Levant is little known today. Hayes and Wright want to change that. It was a research-heavy project, says Wright, a Pulitzer Prize-winner for “I Am My Own Wife.”
“My first task was to catch up with Sean because he knew so much,” Wright says. Levant wrote three “very hilarious memoirs, so I had those to draw from as well as biographies and videos.”
He also drew on the knowledge of cabaret star Michael Feinstein, a scholar of Levant’s music.

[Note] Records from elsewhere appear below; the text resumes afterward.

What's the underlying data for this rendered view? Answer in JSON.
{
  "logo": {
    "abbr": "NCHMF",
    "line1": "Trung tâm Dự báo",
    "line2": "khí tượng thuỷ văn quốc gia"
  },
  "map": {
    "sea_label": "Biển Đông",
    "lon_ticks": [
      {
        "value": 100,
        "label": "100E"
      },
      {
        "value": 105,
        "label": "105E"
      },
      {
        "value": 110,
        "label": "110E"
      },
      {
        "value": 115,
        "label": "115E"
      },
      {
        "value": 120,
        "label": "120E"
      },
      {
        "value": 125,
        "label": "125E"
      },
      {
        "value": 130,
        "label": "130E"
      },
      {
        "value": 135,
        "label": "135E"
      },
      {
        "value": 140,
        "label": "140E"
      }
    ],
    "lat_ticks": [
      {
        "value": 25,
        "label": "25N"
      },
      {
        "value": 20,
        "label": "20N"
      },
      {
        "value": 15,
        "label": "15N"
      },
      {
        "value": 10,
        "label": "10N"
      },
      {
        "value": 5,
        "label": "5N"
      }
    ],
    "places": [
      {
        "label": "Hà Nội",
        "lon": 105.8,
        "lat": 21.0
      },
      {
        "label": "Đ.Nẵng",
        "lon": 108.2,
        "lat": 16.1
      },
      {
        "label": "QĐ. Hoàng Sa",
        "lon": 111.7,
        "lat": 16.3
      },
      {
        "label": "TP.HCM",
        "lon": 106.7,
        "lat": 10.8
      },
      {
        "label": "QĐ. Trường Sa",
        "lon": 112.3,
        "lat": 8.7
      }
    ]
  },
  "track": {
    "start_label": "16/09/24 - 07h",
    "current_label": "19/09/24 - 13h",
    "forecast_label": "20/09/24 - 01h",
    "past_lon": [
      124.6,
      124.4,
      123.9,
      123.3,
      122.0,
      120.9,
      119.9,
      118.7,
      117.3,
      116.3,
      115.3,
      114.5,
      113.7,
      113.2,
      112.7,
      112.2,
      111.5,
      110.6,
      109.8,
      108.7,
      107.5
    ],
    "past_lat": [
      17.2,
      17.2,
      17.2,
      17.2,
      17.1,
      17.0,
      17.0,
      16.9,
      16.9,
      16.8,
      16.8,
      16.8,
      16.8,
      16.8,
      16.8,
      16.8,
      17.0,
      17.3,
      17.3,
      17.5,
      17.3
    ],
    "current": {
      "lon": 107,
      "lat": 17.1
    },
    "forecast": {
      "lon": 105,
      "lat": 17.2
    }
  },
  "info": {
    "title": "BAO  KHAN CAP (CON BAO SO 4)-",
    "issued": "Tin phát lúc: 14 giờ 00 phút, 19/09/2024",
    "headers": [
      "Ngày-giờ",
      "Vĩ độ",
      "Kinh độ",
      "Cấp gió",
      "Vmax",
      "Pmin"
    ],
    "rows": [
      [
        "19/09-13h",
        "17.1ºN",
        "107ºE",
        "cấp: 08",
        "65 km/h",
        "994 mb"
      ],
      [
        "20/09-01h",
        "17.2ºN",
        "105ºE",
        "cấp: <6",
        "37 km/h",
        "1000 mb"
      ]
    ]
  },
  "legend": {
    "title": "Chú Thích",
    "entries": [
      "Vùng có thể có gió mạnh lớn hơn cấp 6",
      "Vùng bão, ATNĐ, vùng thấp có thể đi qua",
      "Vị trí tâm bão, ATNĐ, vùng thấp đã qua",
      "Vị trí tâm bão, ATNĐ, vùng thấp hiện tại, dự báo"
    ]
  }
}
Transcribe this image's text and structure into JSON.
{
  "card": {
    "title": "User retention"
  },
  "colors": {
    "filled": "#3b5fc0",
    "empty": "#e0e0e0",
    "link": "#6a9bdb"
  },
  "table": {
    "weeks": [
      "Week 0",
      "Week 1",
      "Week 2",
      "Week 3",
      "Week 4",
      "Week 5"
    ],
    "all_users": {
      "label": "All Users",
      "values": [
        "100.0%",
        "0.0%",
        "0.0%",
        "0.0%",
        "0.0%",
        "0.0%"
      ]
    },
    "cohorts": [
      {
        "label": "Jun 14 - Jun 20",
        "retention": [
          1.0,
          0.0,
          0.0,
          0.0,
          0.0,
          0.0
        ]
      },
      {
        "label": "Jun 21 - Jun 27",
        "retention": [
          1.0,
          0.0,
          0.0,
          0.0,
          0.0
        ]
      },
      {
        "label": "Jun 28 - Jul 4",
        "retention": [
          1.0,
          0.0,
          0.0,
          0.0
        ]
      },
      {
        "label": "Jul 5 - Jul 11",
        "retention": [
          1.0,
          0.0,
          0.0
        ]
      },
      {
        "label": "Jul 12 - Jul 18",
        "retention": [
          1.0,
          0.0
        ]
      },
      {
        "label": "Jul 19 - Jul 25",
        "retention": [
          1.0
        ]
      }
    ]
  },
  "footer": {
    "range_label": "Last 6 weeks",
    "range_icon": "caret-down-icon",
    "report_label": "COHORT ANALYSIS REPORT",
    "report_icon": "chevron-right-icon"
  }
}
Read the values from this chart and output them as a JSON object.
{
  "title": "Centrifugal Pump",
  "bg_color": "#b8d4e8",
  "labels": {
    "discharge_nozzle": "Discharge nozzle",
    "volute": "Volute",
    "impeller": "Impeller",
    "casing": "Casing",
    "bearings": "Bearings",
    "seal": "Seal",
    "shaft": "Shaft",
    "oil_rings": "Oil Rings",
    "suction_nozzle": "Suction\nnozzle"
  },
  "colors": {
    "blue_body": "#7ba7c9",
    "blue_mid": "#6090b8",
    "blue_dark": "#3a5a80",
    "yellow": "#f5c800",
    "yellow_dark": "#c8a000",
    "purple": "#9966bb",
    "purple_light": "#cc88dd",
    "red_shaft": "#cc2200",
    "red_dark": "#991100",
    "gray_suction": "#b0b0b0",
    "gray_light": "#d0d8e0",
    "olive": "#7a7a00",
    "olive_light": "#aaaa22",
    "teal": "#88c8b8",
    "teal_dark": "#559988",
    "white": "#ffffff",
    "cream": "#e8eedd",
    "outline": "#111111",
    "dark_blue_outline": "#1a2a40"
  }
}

“Oscar’s a brilliant raconteur and a hilarious comedian, but so much of that comedy stems from a very deep well of pain,” Wright says. “I think that makes him a really ripe subject if you want to write about comedy, its true origin, what are and are not suitable subjects for humor and what is the personal cost comedians pay when they hold up their own lives as fodder for art and amusement.”
The plot is based on several incidents in Levant’s life. Wright also employed dramatic license. The setup for the play was based on Levant’s being committed to the mental health wing at Mount Sinai Hospital in Los Angeles by his wife June. Levant was desperate to get out to do an episode of his own and got a four-hour pass.
Wright set the play around the same time in 1958 but transfers the TV appearance to the NBC studios as Levant, fresh from the hospital, prepares to be on “Tonight Starring Jack Paar.” (Levant and Paar were friends in real-life).
“I wanted to tell that story, but I wanted to do it in a way that people would recognize, and Paar’s show was much more celebrated,” Wright says.
It’s thought Levant might have been manic depressive. He spent time in mental institutions and received prescription drugs to which he became addicted. He spoke openly about his deteriorating mental health, his neuroses and hypochondria on live television. He’s been called “America’s first publicly dysfunctional celebrity.”
Hayes found many connections with Levant.
“Oddly, I shared too much in common with Oscar,” Hayes says. “I was diagnosed with anxiety and depression in the past and studied intense piano for years, as did Oscar. I relate mostly to his plight and his kind of place in the world, although I don’t suffer nearly as deeply as he did with anxiety and depression.”
It’s difficult today to imagine how taboo this all was for Levant in the 1950s.
“Before Dave Chappelle, before Richard Pryor, before George Carlin, before Lenny Bruce, there was Oscar Levant,” Hayes says. “I think Oscar needed the laughter in his life. In a sense, I think he viewed it as therapy so that he could feel a sense of normalcy. It’s corny to say that laughter is the best medicine. But, for him, I think it was.”
Wright says he hopes the play “restores our cultural awareness of Levant.
“He did what all artists do, which is carve out a piece of his heart and hold it up for public inspection and hope that people recognize themselves in it. But I think that all comes at a cost to your privacy and sometimes your well-being. It’s a certain kind of bloodletting when your work is that personal and that naked, and I think Oscar did pay a price for it.”